神田上水は江戸時代初期に整備された日本最初の本格的な上水道です。井の頭池や善福寺池を水源とし、関口(現在の文京区)から地中の水路や橋の上の懸樋を通じて江戸市中に給水していました。

3. 「懸樋(かけひ)」とは空中の水路

「懸樋」は橋の上や空中に設置された木製の水路で、川をまたいで水を運ぶための設備です。水道橋の名はこの懸樋が架かっていた橋に由来しており、現在の水道橋駅付近にその橋がありました。

4. 徳川家康が整備を命じた

神田上水の整備は徳川家康が江戸の都市計画の一環として命じたとされています。急増する江戸の人口に対して飲料水を確保することは都市の存続に関わる重要課題であり、上水道の整備は江戸のインフラの柱でした。

5. 水道橋駅はJRと都営地下鉄がある

現在の水道橋には、JR中央・総武線の水道橋駅と都営三田線の水道橋駅があります。江戸時代の水道インフラの名残が鉄道の駅名として残っているのは、地名の歴史的な継承の好例です。

6. 東京ドームの最寄り駅

水道橋は東京ドームの最寄り駅として広く知られています。プロ野球やコンサートで賑わう東京ドームシティの存在により、「水道橋」は現代ではエンターテインメントの街としてのイメージが強くなっています。

7. 「御茶ノ水」も水に由来する地名

水道橋に隣接する「御茶ノ水(おちゃのみず)」も水に由来する地名です。

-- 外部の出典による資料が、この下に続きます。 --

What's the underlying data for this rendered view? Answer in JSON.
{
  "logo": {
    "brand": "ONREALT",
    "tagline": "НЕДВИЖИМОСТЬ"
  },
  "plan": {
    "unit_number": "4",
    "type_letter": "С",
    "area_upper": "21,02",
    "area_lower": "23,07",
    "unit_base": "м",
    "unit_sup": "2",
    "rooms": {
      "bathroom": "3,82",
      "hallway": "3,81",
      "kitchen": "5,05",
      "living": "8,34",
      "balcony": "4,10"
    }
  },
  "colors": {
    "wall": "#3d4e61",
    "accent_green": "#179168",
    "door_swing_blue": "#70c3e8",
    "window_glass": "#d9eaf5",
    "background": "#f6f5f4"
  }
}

徳川家康がこの付近の湧き水で茶を点てたことが由来とされ、水道橋と合わせて水にまつわる地名が連なっています。

8. 江戸の上水道は世界最先端だった

江戸時代の上水道システムは、同時代のロンドンやパリと比較しても先進的なものでした。100万人を超える人口を支えた神田上水・玉川上水のネットワークは、世界に誇る都市インフラだったとされています。

9. 「水道」のつく地名は東京に多い

東京には「水道橋」のほか「水道町」(文京区)など水道に由来する地名が複数あります。これらは神田上水や玉川上水の経路に沿った場所に多く、江戸の上水道網が地名として東京の地図に刻まれています。

10. 明治以降に近代水道に置き換わる

神田上水は明治34年(1901年)に近代水道に役目を譲り廃止されました。しかし「水道橋」の地名は廃止後120年以上経った現在も使われ続けており、江戸のインフラの記憶が地名として生き残っている貴重な例です。


江戸の命の水を運んだ橋が「水道橋」。400年前のインフラが地名として現代に残り、今は東京ドームの最寄り駅として毎日数万人が行き交う場所になりました。水道管の記憶が、街の名前として東京の地図に刻まれ続けています。